Он присел рядом с графиней. И, поддерживая с ней светский разговор, продолжал размышлять. Графиня выглядела моложе своих лет, ей никто не дал бы даже тридцати; особенно поражали глаза, где еще горело пламя юности, томные, с какой-то голубизной под тяжелыми веками. Родители ее жили врозь, и она поочередно проводила месяц у маркиза де Шуар, другой месяц у маркизы; она вышла замуж после смерти матери, совсем еще девочкой, очевидно, по принуждению отца, которого стесняло ее присутствие. Ужасный субъект, этот маркиз, каких только историй о нем не рассказывают, хоть он и славится примерным благочестием. Фошри осведомился у графини, не будут ли они иметь удовольствие видеть ее батюшку. Да, конечно, отец непременно приедет, но попозже: он так занят! Журналист, которому было известно, чем занимается вечерами старик маркиз, выслушал ответ графини с невозмутимо серьезным видом. Но, заметив у нее на левой щеке, почти над самой губой, родинку, он удивился: точно такая же была у Нана. Забавное совпадение! На родинке курчавились волоски, только у Нана они были белокурые, а у графини черные как смоль. Пусть так, все равно графиня ни с кем не спит.
— Мне всегда ужасно хотелось познакомиться с королевой Августой, — продолжала графиня. — Говорят, она сама доброта, сама набожность… Как по-вашему, будет она сопровождать короля?

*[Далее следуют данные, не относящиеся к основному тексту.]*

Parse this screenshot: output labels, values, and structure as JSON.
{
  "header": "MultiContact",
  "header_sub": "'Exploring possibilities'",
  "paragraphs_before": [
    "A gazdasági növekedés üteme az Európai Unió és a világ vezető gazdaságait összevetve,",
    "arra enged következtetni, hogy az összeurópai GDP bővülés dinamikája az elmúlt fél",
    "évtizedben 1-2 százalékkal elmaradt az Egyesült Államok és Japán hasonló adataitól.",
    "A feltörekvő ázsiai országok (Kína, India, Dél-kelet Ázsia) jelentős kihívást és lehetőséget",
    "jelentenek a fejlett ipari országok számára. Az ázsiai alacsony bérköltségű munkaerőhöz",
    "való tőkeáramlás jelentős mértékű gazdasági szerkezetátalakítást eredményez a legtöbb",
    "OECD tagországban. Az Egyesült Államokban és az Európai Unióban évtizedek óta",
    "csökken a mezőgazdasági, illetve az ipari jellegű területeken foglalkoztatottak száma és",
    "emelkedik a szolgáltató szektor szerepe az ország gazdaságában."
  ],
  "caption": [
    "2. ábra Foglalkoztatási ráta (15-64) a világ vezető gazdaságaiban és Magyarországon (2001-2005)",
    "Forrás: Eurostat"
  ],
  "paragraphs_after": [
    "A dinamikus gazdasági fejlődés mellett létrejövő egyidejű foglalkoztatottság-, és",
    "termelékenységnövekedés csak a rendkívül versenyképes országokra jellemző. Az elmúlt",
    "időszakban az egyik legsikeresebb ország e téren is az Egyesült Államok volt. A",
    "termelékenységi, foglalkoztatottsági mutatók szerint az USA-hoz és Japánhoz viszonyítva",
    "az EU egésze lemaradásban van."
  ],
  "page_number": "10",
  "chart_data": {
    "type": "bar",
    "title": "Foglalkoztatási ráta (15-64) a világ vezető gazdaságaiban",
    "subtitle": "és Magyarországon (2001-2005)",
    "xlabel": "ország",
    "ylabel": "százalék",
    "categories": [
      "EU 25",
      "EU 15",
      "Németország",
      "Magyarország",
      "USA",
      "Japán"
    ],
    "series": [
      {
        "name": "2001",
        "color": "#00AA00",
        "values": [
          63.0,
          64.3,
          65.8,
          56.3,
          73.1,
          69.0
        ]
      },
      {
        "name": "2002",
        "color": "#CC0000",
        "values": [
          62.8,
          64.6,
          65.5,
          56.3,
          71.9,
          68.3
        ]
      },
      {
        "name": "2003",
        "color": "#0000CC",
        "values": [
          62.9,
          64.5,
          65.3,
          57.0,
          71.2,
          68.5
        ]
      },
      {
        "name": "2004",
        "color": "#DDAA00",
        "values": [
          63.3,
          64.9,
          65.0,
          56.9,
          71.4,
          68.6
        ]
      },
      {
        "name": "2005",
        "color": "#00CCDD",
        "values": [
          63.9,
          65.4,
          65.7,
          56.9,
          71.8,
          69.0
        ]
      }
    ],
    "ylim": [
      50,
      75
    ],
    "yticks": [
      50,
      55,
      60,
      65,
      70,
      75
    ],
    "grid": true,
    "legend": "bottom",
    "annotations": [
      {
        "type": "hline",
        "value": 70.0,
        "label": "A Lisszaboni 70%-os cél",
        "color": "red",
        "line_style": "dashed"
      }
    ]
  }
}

— Не думаю, сударыня, — ответил Фошри.
Ни с кем она не спит, это ясно. Достаточно увидеть ее здесь, а рядом с ней дочку, бесцветную юную особу, которая сидит на пуфе, словно палку проглотила. Эта гостиная, унылая, как склеп, источающая какие-то церковные запахи, — красноречивое свидетельство того, в каких ежовых рукавицах держат здесь графиню и как согнула ее волю эта суровая жизнь. Ровно ничего не принесла она в эту древнюю обитель, всю почерневшую от сырости. Чувствовалось, что здесь полновластно царит, правит сам Мюффа с его ханжеским воспитанием, с его вечными постами и покаянными молитвами. Но, пожалуй, самым веским аргументом оказался в глазах Фошри вот этот старичок со скверными зубами и хитрой улыбкой, которого он внезапно обнаружил съежившимся в глубоком кресле за спиной дам. Он знал, кто это такой, — Теофиль Вено, бывший поверенный, специализировавшийся на церковных процессах; составив себе крупное состояние, он отошел от дел и вел теперь загадочную жизнь; принимали его повсюду, низко ему кланялись, даже побаивались, как будто за ним стояла некая сила, и притом сила таинственная. Впрочем, держался он смиренником, был старостой в церкви св. Магдалины и скромненько выполнял обязанности мэра в девятом округе, просто чтобы занять досуг, — говаривал он сам. Да, черт побери! У графини надежные стражи, плохо дело!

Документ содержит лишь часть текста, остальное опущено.